Depuis l’arrivée au pouvoir de M. Macri, l’étau judiciaire se resserre sur Cristina Kirchner. Mais la justice est lente, et sera encore ralentie par les vacances judiciaires de février, pendant l’été dans l’hémisphère austral. Il est probable que l’ex-présidente soit à nouveau convoquée devant les tribunaux à la rentrée, en mars, et tout au long de l’année 2017. Une année importante politiquement avec des élections législatives le 27 octobre. On prête à Cristina Kirchner l’intention de se présenter comme candidate au Sénat pour la province de Buenos Aires.

Cristina Kirchner et Héctor Timerman, alors ministre des affaires étrangères, en 2011. | PABLO PORCIUNCULA / AFP

Selon un récent sondage, 71 % des Argentins croient que Nestor et Cristina Kirchner avaient organisé un système de corruption au niveau de l’Etat.

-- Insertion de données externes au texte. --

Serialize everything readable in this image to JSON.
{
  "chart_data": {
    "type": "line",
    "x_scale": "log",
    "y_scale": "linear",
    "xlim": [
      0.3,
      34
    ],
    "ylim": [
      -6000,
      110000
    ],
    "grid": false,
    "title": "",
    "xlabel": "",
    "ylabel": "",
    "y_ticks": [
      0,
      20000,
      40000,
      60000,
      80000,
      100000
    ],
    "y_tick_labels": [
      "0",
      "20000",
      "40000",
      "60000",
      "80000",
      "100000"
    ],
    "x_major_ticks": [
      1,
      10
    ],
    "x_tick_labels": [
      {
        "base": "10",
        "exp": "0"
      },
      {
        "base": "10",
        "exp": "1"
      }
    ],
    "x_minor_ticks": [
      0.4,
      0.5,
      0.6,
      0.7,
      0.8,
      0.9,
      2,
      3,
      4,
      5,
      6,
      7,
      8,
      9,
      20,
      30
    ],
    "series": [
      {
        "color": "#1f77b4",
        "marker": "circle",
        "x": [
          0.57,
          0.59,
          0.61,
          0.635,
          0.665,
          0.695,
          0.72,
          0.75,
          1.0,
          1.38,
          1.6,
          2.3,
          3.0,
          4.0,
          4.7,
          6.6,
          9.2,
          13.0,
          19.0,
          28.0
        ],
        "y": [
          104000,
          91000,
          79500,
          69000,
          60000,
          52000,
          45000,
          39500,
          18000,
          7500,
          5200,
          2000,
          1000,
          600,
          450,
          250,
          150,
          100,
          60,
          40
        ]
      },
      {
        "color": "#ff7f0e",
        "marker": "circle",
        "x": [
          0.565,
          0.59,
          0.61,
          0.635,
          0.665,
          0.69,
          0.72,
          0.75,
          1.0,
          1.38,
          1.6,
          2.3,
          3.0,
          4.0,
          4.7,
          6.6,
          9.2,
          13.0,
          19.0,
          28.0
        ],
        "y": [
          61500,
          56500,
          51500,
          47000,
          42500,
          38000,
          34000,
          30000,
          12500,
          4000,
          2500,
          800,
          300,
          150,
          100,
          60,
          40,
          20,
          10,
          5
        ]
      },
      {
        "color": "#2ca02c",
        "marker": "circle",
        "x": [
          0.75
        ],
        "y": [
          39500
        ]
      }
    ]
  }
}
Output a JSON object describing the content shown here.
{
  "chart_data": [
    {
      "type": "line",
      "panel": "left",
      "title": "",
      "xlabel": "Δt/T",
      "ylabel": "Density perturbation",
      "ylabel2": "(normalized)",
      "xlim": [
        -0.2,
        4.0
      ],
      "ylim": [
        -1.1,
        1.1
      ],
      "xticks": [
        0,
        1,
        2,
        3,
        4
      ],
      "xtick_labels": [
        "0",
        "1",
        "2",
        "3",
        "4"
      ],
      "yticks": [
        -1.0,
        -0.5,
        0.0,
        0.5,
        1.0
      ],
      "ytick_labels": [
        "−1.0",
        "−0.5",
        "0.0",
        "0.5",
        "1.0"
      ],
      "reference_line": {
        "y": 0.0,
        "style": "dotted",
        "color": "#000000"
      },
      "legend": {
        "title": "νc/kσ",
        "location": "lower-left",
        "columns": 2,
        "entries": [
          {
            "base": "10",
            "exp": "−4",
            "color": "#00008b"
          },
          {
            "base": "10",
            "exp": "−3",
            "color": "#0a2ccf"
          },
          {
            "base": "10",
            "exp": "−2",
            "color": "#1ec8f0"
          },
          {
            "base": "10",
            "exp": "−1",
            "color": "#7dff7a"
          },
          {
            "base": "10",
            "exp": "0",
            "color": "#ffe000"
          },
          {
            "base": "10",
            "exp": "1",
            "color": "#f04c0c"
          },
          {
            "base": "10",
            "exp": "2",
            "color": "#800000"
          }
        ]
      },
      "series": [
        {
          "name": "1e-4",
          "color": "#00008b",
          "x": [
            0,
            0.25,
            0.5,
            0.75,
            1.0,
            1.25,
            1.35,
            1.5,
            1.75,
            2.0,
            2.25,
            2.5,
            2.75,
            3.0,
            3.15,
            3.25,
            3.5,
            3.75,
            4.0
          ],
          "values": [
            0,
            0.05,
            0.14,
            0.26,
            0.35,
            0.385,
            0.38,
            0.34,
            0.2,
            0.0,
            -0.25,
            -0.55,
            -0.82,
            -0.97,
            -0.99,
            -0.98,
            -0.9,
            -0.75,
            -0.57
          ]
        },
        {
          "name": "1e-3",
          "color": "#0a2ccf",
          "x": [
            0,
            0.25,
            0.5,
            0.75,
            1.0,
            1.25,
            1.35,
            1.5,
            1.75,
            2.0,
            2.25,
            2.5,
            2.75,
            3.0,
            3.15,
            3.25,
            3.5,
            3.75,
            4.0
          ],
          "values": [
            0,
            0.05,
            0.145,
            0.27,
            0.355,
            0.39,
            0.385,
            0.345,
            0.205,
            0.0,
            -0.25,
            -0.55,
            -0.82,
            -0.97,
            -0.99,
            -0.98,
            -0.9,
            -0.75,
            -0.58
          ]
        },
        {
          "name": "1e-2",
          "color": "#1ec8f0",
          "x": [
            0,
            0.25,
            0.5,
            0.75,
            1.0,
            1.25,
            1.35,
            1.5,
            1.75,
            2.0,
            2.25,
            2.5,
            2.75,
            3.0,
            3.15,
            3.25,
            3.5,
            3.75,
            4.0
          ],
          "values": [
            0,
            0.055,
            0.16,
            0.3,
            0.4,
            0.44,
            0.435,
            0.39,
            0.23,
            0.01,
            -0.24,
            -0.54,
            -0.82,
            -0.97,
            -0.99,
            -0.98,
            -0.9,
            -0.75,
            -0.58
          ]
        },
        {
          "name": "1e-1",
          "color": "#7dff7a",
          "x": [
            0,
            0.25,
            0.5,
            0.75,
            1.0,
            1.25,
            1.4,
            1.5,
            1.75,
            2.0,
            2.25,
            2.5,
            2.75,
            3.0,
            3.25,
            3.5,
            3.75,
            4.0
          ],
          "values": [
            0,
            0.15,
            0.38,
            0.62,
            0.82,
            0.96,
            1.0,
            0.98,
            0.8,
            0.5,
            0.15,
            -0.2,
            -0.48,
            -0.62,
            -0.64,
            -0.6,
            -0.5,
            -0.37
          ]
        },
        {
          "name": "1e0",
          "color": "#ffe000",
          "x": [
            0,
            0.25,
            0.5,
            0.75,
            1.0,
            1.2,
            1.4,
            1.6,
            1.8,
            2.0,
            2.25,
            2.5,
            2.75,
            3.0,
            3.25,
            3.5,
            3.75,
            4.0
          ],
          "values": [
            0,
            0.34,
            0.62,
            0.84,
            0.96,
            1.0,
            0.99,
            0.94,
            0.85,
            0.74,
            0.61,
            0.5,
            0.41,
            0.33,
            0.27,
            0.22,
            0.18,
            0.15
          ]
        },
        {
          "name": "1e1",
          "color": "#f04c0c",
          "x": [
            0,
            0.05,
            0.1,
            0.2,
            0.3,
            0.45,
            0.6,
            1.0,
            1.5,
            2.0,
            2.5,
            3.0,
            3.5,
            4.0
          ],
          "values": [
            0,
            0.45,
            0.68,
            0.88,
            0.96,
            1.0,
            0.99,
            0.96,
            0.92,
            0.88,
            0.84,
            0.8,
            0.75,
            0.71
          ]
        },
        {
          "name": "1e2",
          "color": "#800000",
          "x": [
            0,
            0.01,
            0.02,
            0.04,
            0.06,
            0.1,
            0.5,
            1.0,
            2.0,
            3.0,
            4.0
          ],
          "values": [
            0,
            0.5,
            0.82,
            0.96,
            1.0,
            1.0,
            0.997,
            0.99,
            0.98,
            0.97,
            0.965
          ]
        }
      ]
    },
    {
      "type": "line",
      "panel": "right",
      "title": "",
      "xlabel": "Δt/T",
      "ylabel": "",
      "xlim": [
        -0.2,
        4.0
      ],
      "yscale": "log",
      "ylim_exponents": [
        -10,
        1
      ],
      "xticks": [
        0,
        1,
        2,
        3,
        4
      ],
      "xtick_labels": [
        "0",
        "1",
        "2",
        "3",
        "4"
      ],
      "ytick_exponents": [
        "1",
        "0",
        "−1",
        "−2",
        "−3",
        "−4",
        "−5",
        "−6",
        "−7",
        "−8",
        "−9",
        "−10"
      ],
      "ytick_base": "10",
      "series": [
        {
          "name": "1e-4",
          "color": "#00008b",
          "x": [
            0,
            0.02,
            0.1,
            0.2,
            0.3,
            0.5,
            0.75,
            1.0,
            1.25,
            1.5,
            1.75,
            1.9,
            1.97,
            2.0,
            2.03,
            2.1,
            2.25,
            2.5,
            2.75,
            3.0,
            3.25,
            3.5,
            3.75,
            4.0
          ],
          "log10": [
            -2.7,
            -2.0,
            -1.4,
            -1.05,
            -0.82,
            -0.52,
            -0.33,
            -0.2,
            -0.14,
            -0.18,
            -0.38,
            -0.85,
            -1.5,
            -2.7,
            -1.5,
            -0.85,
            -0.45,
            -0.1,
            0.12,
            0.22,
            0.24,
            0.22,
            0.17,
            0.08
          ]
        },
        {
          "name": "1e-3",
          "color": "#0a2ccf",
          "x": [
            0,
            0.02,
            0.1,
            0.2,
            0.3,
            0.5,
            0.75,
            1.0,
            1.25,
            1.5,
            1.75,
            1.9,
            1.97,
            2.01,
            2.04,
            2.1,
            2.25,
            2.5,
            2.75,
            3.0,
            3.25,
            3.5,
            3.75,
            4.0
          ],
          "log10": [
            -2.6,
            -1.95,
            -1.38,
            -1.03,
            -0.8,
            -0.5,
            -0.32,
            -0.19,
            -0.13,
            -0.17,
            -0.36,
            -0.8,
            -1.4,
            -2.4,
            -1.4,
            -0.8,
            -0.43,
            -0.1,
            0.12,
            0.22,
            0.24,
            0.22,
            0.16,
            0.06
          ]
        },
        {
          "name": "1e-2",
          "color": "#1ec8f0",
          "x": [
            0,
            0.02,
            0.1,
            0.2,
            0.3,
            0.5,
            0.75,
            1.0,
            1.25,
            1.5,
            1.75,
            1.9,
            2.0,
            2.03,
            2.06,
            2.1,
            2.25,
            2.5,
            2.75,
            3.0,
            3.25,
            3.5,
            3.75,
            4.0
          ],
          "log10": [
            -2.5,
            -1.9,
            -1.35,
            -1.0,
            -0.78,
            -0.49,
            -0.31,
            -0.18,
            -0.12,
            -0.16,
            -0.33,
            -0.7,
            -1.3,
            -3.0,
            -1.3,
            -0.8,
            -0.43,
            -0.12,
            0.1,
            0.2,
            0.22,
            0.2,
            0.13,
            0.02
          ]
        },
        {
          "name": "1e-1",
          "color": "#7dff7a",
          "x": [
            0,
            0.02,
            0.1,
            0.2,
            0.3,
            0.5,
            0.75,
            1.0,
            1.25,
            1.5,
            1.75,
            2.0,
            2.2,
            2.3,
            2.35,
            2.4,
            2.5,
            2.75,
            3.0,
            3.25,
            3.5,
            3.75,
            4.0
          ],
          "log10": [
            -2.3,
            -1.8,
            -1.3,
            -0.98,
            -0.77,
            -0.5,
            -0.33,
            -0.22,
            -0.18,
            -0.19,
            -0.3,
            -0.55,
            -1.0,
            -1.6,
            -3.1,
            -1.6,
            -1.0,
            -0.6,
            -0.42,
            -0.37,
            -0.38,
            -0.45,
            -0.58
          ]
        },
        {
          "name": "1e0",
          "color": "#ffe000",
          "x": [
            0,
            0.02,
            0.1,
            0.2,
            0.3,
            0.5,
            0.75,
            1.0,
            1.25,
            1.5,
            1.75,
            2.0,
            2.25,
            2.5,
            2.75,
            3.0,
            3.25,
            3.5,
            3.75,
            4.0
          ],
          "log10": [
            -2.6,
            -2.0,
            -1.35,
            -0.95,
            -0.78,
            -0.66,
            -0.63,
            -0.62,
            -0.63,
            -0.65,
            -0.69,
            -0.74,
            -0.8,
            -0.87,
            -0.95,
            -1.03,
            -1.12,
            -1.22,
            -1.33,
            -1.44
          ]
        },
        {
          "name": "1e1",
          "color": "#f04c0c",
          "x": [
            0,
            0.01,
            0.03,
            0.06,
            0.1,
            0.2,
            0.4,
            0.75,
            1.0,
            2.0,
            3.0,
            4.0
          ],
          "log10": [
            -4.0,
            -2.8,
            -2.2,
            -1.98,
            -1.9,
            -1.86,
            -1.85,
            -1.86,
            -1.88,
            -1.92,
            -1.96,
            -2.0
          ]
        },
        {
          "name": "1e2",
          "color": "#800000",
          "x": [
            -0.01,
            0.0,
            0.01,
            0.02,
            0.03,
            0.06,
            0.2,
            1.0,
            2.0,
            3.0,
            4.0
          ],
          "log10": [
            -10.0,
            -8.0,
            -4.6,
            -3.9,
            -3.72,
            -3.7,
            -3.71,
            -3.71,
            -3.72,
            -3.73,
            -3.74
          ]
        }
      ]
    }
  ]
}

Dans ses démêlés avec la justice, Cristina Kirchner avait remporté une victoire, alors qu’elle était encore au pouvoir, avec le rejet de la plainte déposée contre elle pour entrave à la justice dans l’enquête sur un attentat antisémite à Buenos Aires, le 18 juillet 1994.

L’accusation avait été déposée devant la justice, le 14 janvier 2015, par le procureur Alberto Nisman, mort mystérieusement quatre jours plus tard. Le magistrat soupçonnait le pouvoir argentin d’avoir couvert des dirigeants iraniens qui auraient commandité l’attentat conte la mutuelle juive AMIA, qui a fait 85 morts et plus de 300 blessés.

Cristina Kirchner et son ministre des affaires étrangères de l’époque, Héctor Timerman, avaient été formellement mis en cause pour « délits d’entrave à la justice et manquement au devoir d’un fonctionnaire » par le procureur Gerardo Pollicita, qui avait repris, en février 2015, l’accusation de Nisman, et demandé leur inculpation.